The Nature Writers of Texas

The best nature writing from the newspaper, magazine, blog and book authors of the Lone Star State . . .

Sunday, February 25, 2007

Skunks Are on the Trail of Romance in Spring
by Ro Wauer

In spring, like so many other critters, including humans, skunks turn their attention to love. They begin to wander about in search of that one true love of their life or, more truthfully for skunks, their annual affair.

Skunks normally live a solitary existence, only pairing up during the spring breeding season. Consequently, they are far more likely to meet their demise from high-speed vehicles in early spring, usually in February or March, when are searching for a mate, than at any other time of the year.

Our South Texas area has three species of skunks: eastern spotted, hognose, and striped, but only the striped skunk is reported regularly. The smaller less common eastern spotted skunk, identified by numerous white markings, is far more secretive and is rarely seen. It is found throughout eastern and northern Texas, while the very similar western spotted skunk occurs primarily in the Trans-Pecos and a portion of the Hill Country, and westward to the Pacific Coast. The larger hognosed skunk, with a longer snout and an all-white back and tail, is more numerous to the south and west, and is only rarely reported in the Coastal Bend. There is a fifth skunk species in Texas, the hooded skunk, which occurs only the Big Bend region.

The striped skunk is easily identified by its black body and narrow white stripes that runs from the top of its head backward along its back, like an elongated V. About the size of a large house cat, striped skunks can appear almost anywhere, from our fields and woodlands to even our residential areas. Nocturnal in behavior and rarely encountered, they are more often detected by scent than they are seen.
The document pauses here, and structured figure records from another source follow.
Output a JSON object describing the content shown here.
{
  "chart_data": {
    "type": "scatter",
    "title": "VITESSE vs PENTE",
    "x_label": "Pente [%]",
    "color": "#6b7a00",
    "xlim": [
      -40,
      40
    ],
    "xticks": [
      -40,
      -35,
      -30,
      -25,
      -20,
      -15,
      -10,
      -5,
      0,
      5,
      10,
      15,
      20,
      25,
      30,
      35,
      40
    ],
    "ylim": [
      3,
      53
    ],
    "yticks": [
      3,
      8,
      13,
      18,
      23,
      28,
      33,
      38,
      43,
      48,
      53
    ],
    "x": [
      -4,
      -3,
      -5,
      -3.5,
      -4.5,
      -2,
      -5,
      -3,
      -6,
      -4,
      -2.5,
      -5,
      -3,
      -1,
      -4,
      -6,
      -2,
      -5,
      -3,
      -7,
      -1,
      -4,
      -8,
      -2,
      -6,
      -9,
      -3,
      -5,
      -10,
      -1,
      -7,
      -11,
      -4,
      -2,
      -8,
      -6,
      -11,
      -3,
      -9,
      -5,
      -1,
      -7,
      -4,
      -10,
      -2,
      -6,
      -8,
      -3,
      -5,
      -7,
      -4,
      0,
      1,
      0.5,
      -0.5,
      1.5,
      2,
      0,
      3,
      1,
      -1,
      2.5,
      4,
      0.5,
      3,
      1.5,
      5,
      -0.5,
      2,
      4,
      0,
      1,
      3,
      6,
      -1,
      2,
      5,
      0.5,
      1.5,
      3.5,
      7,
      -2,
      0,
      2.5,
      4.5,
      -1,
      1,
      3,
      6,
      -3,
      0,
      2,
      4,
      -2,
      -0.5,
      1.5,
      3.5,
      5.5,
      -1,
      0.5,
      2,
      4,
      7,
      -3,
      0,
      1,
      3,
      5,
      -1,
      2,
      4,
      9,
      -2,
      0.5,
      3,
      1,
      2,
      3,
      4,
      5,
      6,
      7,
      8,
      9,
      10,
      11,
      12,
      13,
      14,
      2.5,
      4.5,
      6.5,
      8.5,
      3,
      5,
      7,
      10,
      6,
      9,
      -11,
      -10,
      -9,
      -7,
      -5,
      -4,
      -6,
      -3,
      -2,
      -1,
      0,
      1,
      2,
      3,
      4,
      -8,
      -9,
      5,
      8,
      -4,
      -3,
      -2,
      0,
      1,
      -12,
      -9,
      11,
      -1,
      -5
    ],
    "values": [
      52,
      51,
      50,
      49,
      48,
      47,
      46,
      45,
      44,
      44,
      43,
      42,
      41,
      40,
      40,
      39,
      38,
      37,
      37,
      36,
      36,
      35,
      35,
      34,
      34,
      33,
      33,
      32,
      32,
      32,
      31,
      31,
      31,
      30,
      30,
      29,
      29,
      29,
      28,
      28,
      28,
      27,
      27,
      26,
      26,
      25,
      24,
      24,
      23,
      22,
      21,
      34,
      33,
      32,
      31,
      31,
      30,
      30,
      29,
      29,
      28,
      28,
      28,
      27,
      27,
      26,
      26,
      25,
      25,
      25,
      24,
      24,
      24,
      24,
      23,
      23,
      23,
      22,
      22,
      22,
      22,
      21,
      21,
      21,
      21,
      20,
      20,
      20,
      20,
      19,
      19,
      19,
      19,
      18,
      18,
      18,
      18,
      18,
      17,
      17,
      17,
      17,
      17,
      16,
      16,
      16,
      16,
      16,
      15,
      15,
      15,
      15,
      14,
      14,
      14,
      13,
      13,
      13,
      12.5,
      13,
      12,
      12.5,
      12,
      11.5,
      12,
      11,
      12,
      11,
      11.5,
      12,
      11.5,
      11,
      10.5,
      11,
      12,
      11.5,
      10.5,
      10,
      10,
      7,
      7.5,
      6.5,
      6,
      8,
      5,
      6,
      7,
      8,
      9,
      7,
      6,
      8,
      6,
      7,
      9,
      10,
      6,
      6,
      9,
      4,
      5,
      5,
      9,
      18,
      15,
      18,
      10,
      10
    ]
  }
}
All skunks possess scent glands with an obnoxious odor that they can spray at an antagonist when disturbed. When hit by a vehicle, they usually will spray automatically. Although it may seem that the typical skunk odor is commonplace, they spray only as a last resort. The scent glands, located near the base of the tail, are normally activated only after the animal warns the intruder first. It first will audibly strike the ground with its forefeet and even make short rushes at its enemy before actually using its potent spray. It finally will bring its rear around toward its enemy, with its tail erect, and then discharge fine yellow droplets through small ducts that open just inside the anus. These glands are encased in muscles that can be voluntarily controlled by the animal when the situation demands it. The powerful scent may then be detected miles away during favorable weather.

Skunks are omnivorous, feeding on practically any animal they can find that is small enough to capture. Insects may constitute from 50 to 90 percent of their diet, but snakes, frogs and even freshwater clams that are often dug for in loose sand, are utilized. Skunks also love bird eggs and babies. And their few enemies consist of humans, large dogs, coyotes, bobcats, and great horned owls. Few nighttime predators are large enough and aggressive enough to kill a skunk. The skunk’s powerful defense immunizes them effectively from most potential enemies.

Until recently skunks belonged to only a subfamily of carnivores, along with dogs, cats, raccoons, badgers, weasels, and bears. But, according to David Schmidly's revised book, The Mammals of Texas (Univ. Texas Pres, 1994), they were raised to the family level Mephitidae, based on molecular studies and their truly unique behavior.